Even with some much-needed precipitation across most of the prairies this week, canola futures markets continue their torrid pace upwards. At time of writing, May futures are at $834/MT, up from $793/MT last week. July futures are sitting at $761/MT today which is up from $735/MT last week. Not much has changed of late to stop this momentum upwards as recent moisture hasn’t done enough to ease people’s thoughts of drought as seeding approaches. Combine that with canola stocks continuously getting tighter and support from veg. oil markets, we can see why this market doesn’t want to slow down. New crop futures are also rising as November futures are now up to $638/MT, which is $9/MT higher than last week.
Lentil pricing is seeing some support this week, especially on the new crop side of things. Buyers are really trying to lock in new crop acres to get some coverage for Fall deliveries. On large green lentils we are seeing bids trade as high as $0.35/lb FOB farm with an act of God. This is only a cent behind old crop pricing. Reds are following the strength trading around $0.29/lb FOB farm for new crop and between $0.30-$0.31 on old crop. There are lots of rumors that India is back in the market for lentils, but nothing has been confirmed. At this point markets are rallying due to the fact that we are mid-April and very little new crop contracts have been put on the books to cover the demand. If buyers are just looking for some coverage for fall, expect these markets to soften if/when growers start to make heavy sales. Current best guess is that buyers are not likely looking for big tonnage at these levels this early in the game.

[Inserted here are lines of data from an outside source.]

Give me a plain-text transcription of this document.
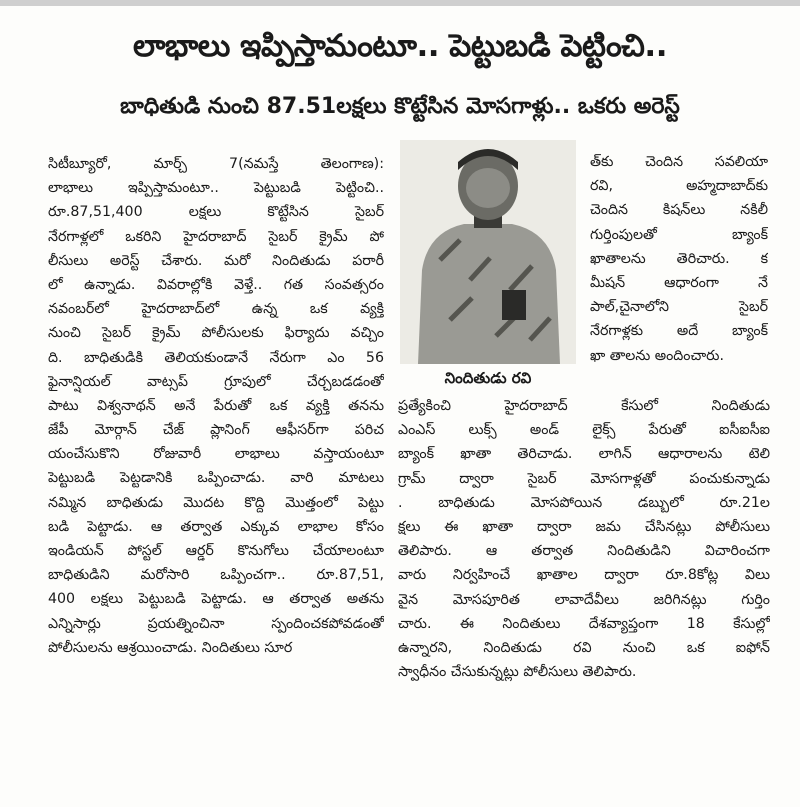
లాభాలు ఇప్పిస్తామంటూ.. పెట్టుబడి పెట్టించి..
బాధితుడి నుంచి 87.51లక్షలు కొట్టేసిన మోసగాళ్లు.. ఒకరు అరెస్ట్
సిటీబ్యూరో, మార్చ్ 7(నమస్తే తెలంగాణ):
లాభాలు ఇప్పిస్తామంటూ.. పెట్టుబడి పెట్టించి..
రూ.87,51,400 లక్షలు కొట్టేసిన సైబర్
నేరగాళ్లలో ఒకరిని హైదరాబాద్ సైబర్ క్రైమ్ పో
లీసులు అరెస్ట్ చేశారు. మరో నిందితుడు పరారీ
లో ఉన్నాడు. వివరాల్లోకి వెళ్తే.. గత సంవత్సరం
నవంబర్‌లో హైదరాబాద్‌లో ఉన్న ఒక వ్యక్తి
నుంచి సైబర్ క్రైమ్ పోలీసులకు ఫిర్యాదు వచ్చిం
ది. బాధితుడికి తెలియకుండానే నేరుగా ఎం 56
ఫైనాన్షియల్ వాట్సప్ గ్రూపులో చేర్చబడడంతో
పాటు విశ్వనాథన్ అనే పేరుతో ఒక వ్యక్తి తనను
జేపీ మోర్గాన్ చేజ్ ప్లానింగ్ ఆఫీసర్‌గా పరిచ
యంచేసుకొని రోజువారీ లాభాలు వస్తాయంటూ
పెట్టుబడి పెట్టడానికి ఒప్పించాడు. వారి మాటలు
నమ్మిన బాధితుడు మొదట కొద్ది మొత్తంలో పెట్టు
బడి పెట్టాడు. ఆ తర్వాత ఎక్కువ లాభాల కోసం
ఇండియన్ పోస్టల్ ఆర్డర్ కొనుగోలు చేయాలంటూ
బాధితుడిని మరోసారి ఒప్పించగా.. రూ.87,51,
400 లక్షలు పెట్టుబడి పెట్టాడు. ఆ తర్వాత అతను
ఎన్నిసార్లు ప్రయత్నించినా స్పందించకపోవడంతో
పోలీసులను ఆశ్రయించాడు. నిందితులు సూర
త్‌కు చెందిన సవలియా
రవి, అహ్మదాబాద్‌కు
చెందిన కిషన్‌లు నకిలీ
గుర్తింపులతో బ్యాంక్
ఖాతాలను తెరిచారు. క
మీషన్ ఆధారంగా నే
పాల్,చైనాలోని సైబర్
నేరగాళ్లకు అదే బ్యాంక్
ఖా తాలను అందించారు.
ప్రత్యేకించి హైదరాబాద్ కేసులో నిందితుడు
ఎంఎస్ లుక్స్ అండ్ లైక్స్ పేరుతో ఐసీఐసీఐ
బ్యాంక్ ఖాతా తెరిచాడు. లాగిన్ ఆధారాలను టెలి
గ్రామ్ ద్వారా సైబర్ మోసగాళ్లతో పంచుకున్నాడు
. బాధితుడు మోసపోయిన డబ్బులో రూ.21ల
క్షలు ఈ ఖాతా ద్వారా జమ చేసినట్లు పోలీసులు
తెలిపారు. ఆ తర్వాత నిందితుడిని విచారించగా
వారు నిర్వహించే ఖాతాల ద్వారా రూ.8కోట్ల విలు
వైన మోసపూరిత లావాదేవీలు జరిగినట్లు గుర్తిం
చారు. ఈ నిందితులు దేశవ్యాప్తంగా 18 కేసుల్లో
ఉన్నారని, నిందితుడు రవి నుంచి ఒక ఐఫోన్
స్వాధీనం చేసుకున్నట్లు పోలీసులు తెలిపారు.
నిందితుడు రవి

Soybean futures are taking their lead from corn. US planting concerns and domestic soybean crush demand underpinned support for the overnight gains. Local soybean bids continue to hover around $16.25/bu picked up depending on location. The Faba bean market continues to have decent demand for higher quality grades. #2 Faba bids are in the range of $9.00/bu FOB farm, location dependent. Dry bean market prices remain well supported coupled with healthy export numbers. New crop dry bean acres are forecast to decrease both North and South of the border.